If you have installed OpenStack manually, you would have gone through a long sequence of installing and configuring various services and drivers. In every case, these services and drivers run as processes on hosts designated as controllers, compute nodes, etc. When containers became a topic of interest to the community about two years ago, it quickly became apparent that these processes can easily be wrapped in containers. There are several benefits for containerizing the OpenStack services:

1. Filesystem isolation: required packages can be installed freely without modifying the base host and potentially impacting other services. This provides a clean way to add and remove services.

2. Simplified management: common way to start, suspend, stop containers.

3. Easier upgrading and packaging.

Fast forward to the present, there are now several projects that deploy OpenStack cloud where all its services run in containers, and development is continuing to push OpenStack further onto the container platform. In this blog, we will take a quick look at some key aspects of two projects: OpenStack Ansible (OSA) and Kolla. I will take the perspective of a user installing OpenStack, so this is not intended to be an exhaustive comparison of the two projects, although there may be useful information if you are trying to choose between the two. Please refer to the documents of these projects for the actual instructions on using OSA or Kolla.

First, what are the common themes between OSA and Kolla? All OpenStack services and drivers run in containers. But the containers themselves still need to be deployed onto the hosts by some mechanism. Both OSA and Kolla use Ansible to deploy and manage the containers. To give users a quick way to evaluate the tool, both OSA and Kolla provide an all-in-one installation: the full OpenStack is installed onto one server, similar to DevStack. Both assume the hosts to be prepared with certain prerequisites for the containers to work. The prerequisites are documented and there are some utilities to help prepare the hosts, but I found it does take some experimentation to sort out the details and get the environment to the correct starting state. For instance, OSA assumes that a set of network bridges with specific names exists for the containers to connect to.

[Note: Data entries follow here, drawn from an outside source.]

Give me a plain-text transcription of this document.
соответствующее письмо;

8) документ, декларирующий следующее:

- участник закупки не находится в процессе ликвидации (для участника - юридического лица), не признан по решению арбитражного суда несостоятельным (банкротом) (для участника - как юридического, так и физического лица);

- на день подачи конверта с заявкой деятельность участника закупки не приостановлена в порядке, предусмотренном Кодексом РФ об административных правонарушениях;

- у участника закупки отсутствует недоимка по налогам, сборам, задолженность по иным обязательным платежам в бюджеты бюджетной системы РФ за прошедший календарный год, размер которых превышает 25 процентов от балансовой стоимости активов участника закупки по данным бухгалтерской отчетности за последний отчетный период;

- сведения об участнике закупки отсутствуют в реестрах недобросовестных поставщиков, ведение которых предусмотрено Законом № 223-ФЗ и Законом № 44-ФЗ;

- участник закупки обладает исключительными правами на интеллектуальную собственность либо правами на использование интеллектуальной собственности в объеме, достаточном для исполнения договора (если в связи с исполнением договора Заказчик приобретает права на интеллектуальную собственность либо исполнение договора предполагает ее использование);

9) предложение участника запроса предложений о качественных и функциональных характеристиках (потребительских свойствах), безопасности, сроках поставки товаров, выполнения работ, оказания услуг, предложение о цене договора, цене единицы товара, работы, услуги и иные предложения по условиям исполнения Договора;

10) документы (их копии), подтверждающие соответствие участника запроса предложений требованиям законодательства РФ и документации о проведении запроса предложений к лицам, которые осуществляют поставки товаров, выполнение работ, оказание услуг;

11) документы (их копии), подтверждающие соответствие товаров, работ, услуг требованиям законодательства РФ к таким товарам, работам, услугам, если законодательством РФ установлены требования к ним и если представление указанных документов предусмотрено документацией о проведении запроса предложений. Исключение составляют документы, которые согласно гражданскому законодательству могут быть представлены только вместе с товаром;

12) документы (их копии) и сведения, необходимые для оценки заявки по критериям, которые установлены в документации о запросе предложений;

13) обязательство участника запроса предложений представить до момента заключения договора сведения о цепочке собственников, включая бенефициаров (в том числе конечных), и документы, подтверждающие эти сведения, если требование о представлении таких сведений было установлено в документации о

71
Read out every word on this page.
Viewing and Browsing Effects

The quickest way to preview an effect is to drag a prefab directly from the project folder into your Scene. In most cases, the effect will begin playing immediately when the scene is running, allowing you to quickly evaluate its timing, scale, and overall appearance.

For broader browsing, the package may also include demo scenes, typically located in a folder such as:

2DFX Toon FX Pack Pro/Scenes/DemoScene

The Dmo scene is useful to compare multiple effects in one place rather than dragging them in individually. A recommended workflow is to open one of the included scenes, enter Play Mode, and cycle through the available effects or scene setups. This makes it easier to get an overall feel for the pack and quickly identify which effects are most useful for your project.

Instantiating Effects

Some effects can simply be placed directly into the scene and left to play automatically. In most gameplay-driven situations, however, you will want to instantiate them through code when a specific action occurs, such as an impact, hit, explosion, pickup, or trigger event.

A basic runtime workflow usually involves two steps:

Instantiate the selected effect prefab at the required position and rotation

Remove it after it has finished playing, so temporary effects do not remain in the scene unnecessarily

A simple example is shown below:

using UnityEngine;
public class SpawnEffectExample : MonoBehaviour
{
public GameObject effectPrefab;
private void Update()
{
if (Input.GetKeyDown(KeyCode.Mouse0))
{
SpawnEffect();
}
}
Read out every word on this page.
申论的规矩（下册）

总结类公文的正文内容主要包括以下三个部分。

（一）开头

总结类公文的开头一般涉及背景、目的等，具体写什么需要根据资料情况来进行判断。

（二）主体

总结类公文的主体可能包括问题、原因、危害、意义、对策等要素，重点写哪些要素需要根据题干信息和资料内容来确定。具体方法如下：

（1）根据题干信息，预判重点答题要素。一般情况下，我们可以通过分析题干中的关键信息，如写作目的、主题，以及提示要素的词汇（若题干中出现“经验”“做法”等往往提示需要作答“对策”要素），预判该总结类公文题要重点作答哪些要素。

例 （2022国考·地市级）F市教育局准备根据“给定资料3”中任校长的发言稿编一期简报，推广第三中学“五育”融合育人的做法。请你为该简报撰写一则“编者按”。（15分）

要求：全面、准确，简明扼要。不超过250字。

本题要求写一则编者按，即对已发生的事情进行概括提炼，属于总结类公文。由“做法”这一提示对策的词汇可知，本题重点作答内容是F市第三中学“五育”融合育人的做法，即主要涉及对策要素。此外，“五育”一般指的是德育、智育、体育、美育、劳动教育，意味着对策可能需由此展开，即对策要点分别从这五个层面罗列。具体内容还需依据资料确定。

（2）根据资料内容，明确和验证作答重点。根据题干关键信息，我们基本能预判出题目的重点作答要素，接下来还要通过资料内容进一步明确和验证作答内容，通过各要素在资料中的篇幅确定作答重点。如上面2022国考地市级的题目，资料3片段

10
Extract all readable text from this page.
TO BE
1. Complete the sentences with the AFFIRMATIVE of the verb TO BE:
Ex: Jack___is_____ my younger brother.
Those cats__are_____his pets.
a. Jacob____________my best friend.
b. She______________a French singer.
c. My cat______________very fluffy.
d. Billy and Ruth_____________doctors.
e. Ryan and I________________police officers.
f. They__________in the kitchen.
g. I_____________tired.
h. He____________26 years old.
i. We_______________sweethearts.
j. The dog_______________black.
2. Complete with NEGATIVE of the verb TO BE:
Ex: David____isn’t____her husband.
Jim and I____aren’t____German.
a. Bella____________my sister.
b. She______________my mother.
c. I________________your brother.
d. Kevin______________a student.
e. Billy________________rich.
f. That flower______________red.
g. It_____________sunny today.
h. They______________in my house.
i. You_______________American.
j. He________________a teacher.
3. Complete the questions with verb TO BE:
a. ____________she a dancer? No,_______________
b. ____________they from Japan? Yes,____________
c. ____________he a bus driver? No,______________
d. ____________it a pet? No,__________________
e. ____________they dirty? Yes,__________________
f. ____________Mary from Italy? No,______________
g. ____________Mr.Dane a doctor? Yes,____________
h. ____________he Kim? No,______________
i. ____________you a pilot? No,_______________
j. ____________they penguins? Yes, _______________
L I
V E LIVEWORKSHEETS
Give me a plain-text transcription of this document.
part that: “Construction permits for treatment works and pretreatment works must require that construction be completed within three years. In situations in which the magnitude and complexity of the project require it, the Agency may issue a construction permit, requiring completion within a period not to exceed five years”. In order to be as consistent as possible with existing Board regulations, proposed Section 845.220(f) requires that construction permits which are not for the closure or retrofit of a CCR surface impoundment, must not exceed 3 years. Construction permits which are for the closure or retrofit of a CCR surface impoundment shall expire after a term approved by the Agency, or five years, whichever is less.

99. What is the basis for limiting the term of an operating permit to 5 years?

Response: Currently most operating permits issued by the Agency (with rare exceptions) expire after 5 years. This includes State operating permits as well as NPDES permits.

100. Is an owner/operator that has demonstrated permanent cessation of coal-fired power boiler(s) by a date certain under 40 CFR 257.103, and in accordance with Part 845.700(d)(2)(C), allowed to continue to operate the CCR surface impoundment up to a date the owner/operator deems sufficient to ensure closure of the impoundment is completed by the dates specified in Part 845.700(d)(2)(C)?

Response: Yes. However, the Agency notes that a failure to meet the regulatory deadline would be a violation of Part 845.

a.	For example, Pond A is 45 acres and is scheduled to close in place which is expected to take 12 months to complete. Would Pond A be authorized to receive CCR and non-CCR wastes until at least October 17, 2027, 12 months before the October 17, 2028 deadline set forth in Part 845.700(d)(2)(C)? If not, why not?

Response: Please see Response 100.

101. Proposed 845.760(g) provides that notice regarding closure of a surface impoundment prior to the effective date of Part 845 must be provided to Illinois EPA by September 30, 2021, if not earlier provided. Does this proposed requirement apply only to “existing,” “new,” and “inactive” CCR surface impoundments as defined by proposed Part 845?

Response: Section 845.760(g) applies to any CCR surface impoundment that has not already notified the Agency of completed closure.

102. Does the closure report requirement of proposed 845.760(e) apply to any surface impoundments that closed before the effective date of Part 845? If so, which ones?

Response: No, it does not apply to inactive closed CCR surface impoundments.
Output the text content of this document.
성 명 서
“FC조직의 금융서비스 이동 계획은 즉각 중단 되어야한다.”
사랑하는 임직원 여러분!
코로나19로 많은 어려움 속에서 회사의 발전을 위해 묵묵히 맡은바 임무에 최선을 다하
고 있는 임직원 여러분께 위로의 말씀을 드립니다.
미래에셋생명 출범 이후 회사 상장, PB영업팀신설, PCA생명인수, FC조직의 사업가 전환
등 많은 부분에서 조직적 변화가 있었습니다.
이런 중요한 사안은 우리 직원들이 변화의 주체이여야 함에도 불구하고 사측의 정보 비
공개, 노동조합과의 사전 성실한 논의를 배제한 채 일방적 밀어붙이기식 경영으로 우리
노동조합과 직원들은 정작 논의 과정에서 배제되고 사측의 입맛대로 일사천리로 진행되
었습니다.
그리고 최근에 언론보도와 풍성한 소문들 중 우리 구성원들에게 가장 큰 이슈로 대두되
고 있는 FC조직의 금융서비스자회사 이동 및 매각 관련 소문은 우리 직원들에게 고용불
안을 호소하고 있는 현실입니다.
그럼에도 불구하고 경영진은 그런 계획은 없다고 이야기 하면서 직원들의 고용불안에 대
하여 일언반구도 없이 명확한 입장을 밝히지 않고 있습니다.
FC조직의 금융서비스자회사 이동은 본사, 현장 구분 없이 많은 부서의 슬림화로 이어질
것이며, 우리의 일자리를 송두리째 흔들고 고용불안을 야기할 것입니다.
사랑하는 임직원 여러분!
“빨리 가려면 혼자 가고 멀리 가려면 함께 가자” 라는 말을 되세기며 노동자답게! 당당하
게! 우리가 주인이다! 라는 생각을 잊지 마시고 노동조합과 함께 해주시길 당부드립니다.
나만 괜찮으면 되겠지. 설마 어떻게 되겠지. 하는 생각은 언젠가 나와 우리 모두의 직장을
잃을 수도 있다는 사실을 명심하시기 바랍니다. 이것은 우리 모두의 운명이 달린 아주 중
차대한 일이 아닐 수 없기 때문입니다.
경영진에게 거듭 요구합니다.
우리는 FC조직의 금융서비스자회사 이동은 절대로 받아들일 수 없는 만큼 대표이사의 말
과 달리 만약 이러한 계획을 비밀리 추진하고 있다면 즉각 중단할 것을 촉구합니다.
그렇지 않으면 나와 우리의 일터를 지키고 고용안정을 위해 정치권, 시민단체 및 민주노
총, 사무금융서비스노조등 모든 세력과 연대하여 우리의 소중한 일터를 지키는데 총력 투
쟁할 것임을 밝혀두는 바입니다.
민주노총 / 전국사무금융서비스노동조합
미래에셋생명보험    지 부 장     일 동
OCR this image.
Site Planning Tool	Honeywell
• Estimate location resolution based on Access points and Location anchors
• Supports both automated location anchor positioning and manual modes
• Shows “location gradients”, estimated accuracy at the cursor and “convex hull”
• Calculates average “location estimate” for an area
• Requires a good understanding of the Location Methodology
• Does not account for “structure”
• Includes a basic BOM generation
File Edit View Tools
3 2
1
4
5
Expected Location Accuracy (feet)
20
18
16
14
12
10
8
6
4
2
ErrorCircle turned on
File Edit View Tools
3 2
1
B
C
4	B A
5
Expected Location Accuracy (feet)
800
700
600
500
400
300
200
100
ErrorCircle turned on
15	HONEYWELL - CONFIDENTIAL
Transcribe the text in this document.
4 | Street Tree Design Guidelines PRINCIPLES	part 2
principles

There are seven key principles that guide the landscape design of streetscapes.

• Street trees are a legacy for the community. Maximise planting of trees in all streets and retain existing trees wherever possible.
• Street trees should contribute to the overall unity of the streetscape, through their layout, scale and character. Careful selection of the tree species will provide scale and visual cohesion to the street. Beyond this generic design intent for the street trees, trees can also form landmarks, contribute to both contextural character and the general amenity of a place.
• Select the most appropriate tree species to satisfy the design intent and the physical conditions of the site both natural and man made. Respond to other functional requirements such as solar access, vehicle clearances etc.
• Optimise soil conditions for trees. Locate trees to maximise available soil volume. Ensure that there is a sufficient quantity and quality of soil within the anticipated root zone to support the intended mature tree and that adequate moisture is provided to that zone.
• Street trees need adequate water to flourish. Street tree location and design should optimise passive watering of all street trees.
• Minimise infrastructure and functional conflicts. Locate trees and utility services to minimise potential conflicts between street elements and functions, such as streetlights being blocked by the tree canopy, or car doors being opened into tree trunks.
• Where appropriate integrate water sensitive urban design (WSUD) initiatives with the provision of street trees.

What are the differences? The key difference is in the container technology being used, and this in turn leads to other differences. OSA deploys LXC containers, while Kolla uses Docker containers. Compared to LXC, Docker provides a rich set of utilities to manage its containers, a reason behind its popularity. Kolla leverages these advantages by packaging particular versions of the services into Docker images. Official release versions are available on Docker Hub, or you can build your own.


OSA, on the other hand, creates the containers but treats them more or less as a VM: a private repo is created to serve the installation packages of a particular version of OpenStack, then the LXC containers are created and the software are installed onto the containers.

Since Kolla images are fully pre-built, they are faster to deploy. For an environment of around 100 nodes, Kolla has been reported to install OpenStack in less than 30 minutes, while OSA would take about a day since it would go through the actual installation of the software.

The layering in Docker images also allows for Kolla to support more distros than OSA: Kolla can install onto Ubuntu, CentOS, RHEL and OracleLinux while OSA only supports Ubuntu.

OSA, on the other hand, does derive some benefits for being fully based on Ansible. If the dev-op team is fluent in Ansible, then OSA can be very appealing. When a user needs to troubleshoot a problem, understand the steps being done, or make some customization, the playbooks are readily available on the system. In this respect, OSA does offer more flexibility in configuring and managing the cloud.

What’s next for OpenStack in containers? Currently Ansible is used to deploy and manage the containers. However, container platform such as Kubernetes offers a rich set of functionality to manage containers, so the natural question is whether it makes sense to let Kubernetes manages the OpenStack containers themselves. Although this may seem convoluted, there are benefits to this approach. Kubernetes can ensure high availability of the containers, and can provide rolling upgrade of OpenStack services. However, one gap to be filled is that Kubernetes’ descriptor for container is not quite an orchestration language since it does not describe dependencies to express a sequence of actions. This functionality will need to be provided elsewhere.

Kolla is embarking on this development in the Ocata release: running OpenStack within Kubernetes. Check back later for an update when this new tool is available.